Summing up then, the conditions favoring English progress at its beginning: we have a people, instinct with the love of freedom and power, subjected to law by desire for victory in war, and kept obedient by bewilderment of machinery. Forced to reconcile themselves to Norman usurpation of all power in church and state, they devote themselves to the acquisition of wealth, and, because of their insular position and small territory, end in commercial supremacy and colonial expansion.

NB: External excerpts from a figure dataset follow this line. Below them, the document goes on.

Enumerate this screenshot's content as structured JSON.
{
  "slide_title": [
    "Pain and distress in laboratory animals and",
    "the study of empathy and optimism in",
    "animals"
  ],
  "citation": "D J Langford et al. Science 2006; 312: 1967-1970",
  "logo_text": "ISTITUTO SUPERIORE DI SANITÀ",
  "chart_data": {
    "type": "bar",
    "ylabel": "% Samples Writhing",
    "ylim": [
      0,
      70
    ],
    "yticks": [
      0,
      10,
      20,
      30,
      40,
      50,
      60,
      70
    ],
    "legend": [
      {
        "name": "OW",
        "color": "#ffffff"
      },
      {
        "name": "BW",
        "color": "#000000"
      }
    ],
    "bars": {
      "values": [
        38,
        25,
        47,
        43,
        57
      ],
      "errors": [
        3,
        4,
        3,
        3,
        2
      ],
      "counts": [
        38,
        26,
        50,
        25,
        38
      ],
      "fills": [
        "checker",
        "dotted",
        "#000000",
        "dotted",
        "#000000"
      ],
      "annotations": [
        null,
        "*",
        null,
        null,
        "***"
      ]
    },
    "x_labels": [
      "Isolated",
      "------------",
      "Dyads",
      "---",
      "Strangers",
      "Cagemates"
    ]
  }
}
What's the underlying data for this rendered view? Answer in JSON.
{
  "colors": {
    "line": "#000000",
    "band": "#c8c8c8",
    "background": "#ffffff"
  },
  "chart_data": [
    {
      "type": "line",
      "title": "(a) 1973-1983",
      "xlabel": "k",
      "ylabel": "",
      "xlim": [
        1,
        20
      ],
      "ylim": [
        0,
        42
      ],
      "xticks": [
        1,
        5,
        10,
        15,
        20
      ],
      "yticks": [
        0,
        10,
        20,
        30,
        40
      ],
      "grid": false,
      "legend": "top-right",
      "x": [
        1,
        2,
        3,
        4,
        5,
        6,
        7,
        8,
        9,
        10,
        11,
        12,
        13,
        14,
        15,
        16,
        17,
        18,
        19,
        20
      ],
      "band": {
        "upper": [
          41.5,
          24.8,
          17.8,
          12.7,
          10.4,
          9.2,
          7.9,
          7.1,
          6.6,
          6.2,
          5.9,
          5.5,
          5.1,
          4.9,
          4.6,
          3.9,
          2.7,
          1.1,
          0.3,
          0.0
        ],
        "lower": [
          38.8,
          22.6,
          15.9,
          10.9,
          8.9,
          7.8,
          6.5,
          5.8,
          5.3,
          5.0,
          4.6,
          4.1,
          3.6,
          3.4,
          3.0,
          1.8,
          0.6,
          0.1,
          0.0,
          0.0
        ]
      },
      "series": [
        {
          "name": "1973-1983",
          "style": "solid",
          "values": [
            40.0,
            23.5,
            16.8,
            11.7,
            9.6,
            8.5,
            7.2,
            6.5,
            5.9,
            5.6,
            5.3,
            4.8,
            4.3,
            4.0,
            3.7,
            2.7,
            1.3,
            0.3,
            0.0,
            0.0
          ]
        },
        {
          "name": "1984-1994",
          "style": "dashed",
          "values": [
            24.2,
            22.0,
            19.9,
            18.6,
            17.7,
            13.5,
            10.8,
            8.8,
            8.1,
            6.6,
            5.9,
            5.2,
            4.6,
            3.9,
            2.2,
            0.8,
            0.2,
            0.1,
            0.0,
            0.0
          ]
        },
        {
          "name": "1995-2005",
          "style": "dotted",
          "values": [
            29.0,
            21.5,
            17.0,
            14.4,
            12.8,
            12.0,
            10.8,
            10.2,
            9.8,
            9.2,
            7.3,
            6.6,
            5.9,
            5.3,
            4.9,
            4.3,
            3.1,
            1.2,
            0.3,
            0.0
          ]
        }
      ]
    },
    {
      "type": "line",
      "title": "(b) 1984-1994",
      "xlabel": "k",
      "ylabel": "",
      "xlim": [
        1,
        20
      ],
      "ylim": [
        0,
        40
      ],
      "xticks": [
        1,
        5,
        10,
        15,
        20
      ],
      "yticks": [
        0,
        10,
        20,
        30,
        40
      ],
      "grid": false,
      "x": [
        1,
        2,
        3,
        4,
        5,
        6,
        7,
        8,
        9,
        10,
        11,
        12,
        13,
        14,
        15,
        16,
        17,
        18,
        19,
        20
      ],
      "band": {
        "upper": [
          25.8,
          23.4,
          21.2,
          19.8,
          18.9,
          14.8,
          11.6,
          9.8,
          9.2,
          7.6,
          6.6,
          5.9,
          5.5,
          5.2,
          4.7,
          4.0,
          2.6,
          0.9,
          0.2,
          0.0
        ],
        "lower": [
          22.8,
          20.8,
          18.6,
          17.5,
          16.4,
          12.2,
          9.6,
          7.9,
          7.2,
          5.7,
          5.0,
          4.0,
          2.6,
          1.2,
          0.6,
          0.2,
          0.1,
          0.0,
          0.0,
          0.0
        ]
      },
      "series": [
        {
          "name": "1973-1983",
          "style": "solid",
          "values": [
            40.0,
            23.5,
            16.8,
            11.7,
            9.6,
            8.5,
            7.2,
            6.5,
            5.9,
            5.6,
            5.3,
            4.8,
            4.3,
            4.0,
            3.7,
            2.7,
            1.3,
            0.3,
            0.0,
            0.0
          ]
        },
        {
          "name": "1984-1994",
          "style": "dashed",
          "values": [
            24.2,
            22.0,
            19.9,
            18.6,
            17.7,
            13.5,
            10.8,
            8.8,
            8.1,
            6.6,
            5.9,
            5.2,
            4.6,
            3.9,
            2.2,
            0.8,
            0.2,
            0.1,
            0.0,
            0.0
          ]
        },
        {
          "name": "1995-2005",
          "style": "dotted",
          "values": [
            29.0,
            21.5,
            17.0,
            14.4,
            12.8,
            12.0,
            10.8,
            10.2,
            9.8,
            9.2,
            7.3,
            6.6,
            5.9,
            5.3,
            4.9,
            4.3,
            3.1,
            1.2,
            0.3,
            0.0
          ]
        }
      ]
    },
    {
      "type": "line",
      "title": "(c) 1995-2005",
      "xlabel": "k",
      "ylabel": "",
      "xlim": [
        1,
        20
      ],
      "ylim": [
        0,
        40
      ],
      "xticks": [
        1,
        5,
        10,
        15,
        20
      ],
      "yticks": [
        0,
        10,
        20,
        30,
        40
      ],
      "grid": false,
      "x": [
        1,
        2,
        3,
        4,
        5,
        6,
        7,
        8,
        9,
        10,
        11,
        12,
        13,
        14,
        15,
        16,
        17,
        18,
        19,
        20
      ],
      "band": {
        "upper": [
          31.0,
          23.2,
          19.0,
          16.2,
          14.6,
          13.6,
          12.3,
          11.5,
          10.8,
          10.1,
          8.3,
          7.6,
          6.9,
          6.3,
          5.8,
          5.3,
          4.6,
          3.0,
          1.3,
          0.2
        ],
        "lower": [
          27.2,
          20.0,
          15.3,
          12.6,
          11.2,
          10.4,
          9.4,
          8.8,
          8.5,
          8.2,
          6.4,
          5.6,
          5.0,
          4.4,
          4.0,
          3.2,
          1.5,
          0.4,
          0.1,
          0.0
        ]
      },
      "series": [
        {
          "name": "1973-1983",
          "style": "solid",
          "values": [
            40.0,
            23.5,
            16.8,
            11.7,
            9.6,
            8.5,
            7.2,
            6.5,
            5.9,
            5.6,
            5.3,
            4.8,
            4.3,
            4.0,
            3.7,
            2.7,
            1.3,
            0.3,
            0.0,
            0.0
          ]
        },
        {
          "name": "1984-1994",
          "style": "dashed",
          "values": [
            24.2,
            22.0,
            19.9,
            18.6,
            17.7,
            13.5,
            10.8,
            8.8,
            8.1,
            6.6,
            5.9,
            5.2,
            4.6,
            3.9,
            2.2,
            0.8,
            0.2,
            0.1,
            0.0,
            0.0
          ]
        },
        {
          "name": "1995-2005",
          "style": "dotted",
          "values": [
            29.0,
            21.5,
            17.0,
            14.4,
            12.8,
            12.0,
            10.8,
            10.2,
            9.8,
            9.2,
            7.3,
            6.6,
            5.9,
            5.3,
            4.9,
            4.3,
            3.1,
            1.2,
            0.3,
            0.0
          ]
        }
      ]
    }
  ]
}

The English people are, through their American descendants, our teachers in everything, and their lessons we eagerly and unquestioningly learn and practice. But we ought now, fairly and candidly to consider how far we may realize with our dispositions and our circumstances, the greatness which England has achieved. Could we colonize Cuba, our environing conditions would be favorable to political and economic development. Cuba is an island, fertile and, for commerce, almost ideal in its situation. Or, can we not, remaining here, share in the management of this splendid country, exercising the powers and fulfilling the duties of government in those states where we are in the majority, and influencing the government of other states where our numbers are not so great? If either career is open to us, the study and imitation of the English model will abundantly repay us. But do we believe that it is so? No, we cannot hope that either path will be ours. The white races have to-day the power and the determination to rule the world.

But, as if the first obstacle was not great enough, I must add another which is even greater: we have not the disposition to follow England had we the opportunity to do so.

The modern state is the product of centuries of war. Its architectural model is the mediaeval castle. From that school of discipline we have been excluded for more than two hundred years. That we have not quite forgotten our early lessons, our fidelity to our leaders in battle and devotion to our cause, have put beyond question. It has been more than once shown that there are men among us who can charge up a hill in the face of a withering fire; but who among us is capable of jumping into the air, and falling with both knees upon a fellow-student in a college foot-ball game; or of using against a savage tribe, as England proposed to do, the mutilating dum dum bullet, forbidden by the rules of civilized warfare, but too expensive to throw away? Yet this is the spirit of the conqueror, careful, patient, exact, merciless, cool. One-third of a victory to-day belongs, it is said, to the treasury office, one-third to the war office, and only the remaining third, to the general and soldiers in the field.